Has anyone got WA for PRETNUM in spite of checking all scenarios. I tested all crucial cases and got them right. But when I am submitting it, I got WA. Can anyone tell me some important test cases?

now that that contest is over, you could just take someone code and generate test cases

please provide the code link

Here is the link to the code…http://www.codechef.com/viewplaintext/2974261. I’ve tested it against all the cases given in comments. But no help.

link is given below.

http://www.codechef.com/viewsolution/2976935. Can somebody plz tell me why this is giving wrong answer. Thanks in advance.

I ran your solution : http://ideone.com/nNJIpj

1

10 100

Answer : 26

your program gives : 23

Test case :

1

999999000000 1000000000000

Answer : 36400

Your program : TLE

Here is my code: http://www.codechef.com/viewsolution/2978347

I constantly get runtime error for l=999970000000 and above values…

Can someone please tell me what the problem is?

I had spent days trying to figure out the bug but just cant seem to find it…

Someone please tell the Error in this code.
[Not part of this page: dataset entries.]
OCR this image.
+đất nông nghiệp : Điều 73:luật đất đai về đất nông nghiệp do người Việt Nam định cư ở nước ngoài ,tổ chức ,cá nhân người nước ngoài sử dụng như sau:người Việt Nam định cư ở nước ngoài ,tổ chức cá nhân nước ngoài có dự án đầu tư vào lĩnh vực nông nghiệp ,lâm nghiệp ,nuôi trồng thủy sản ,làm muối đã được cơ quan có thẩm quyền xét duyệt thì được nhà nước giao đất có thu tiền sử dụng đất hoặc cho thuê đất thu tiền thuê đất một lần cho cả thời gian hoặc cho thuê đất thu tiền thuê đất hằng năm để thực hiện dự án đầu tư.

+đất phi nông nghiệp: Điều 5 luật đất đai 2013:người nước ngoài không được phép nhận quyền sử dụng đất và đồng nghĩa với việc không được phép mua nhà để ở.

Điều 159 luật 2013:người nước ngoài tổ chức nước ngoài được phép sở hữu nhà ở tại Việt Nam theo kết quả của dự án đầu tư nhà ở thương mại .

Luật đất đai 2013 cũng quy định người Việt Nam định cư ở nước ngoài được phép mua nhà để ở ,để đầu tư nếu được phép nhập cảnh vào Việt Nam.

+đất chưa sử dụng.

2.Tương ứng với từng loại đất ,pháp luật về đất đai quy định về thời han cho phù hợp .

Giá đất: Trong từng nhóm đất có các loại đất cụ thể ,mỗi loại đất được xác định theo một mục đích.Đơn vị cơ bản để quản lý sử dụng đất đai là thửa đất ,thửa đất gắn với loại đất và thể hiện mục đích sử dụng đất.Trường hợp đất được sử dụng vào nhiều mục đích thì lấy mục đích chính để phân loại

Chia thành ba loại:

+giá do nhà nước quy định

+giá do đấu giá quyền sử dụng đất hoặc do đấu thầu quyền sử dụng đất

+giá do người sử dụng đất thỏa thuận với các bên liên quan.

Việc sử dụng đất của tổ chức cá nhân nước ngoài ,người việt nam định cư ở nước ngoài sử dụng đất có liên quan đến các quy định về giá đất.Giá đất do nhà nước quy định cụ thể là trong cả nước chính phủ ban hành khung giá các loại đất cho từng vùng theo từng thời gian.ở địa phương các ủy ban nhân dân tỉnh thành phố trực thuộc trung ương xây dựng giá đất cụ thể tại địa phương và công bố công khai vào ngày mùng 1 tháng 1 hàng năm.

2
Can’t figure out even after trying all the cases correctly.

Somebody please post the best algorithm for this question

Don’t check for all the numbers in the range, only for the prefect squares in the range

@jamesbond007 There are 2 parts to this question:

- Finding all the prime numbers in the range [L,R]. This will have to be done using sieve of erasthones.For everybody struggling with this part , i would suggest you have a look at this question PRIMED. We have to include these numbers because all prime numbers have 2 factors and hence should be included

2)finding all numbers of the form p1^(p2-1) in the range [L,R] where p1 and p2 are prime numbers. We have to include these numbers because the number of divisors of such numbers are ( p2 -1 ) +1 = p2 which is a prime and satisfies the condition given in the question. this can be tested by using brute force.

Or for the second part, we can just find no of factors of prefect squares between [L,R] because only perfect squares have odd number of factors and then we can check it to be prime between [3,169]

Here is how i approached it. 1. All the primes have exactly 2 divisors (2 is the only even prime.) and so they contribute to the solution (use segmented sieve) 2. Consider only perfect squares ( see if (floor(sqrt(n))^2 == n ) -> Divisors come in pairs. I.e for every i that divides n we have n/i which also divides n. So all the numbers except perfect squares have even number of divisors (which will be an even number greater than 2) so they can be safely ignored. Perfect squares have odd number of divisors because when i = sqrt(n) , both i and n/i are same. You just have to see if this odd number of divisors is a prime.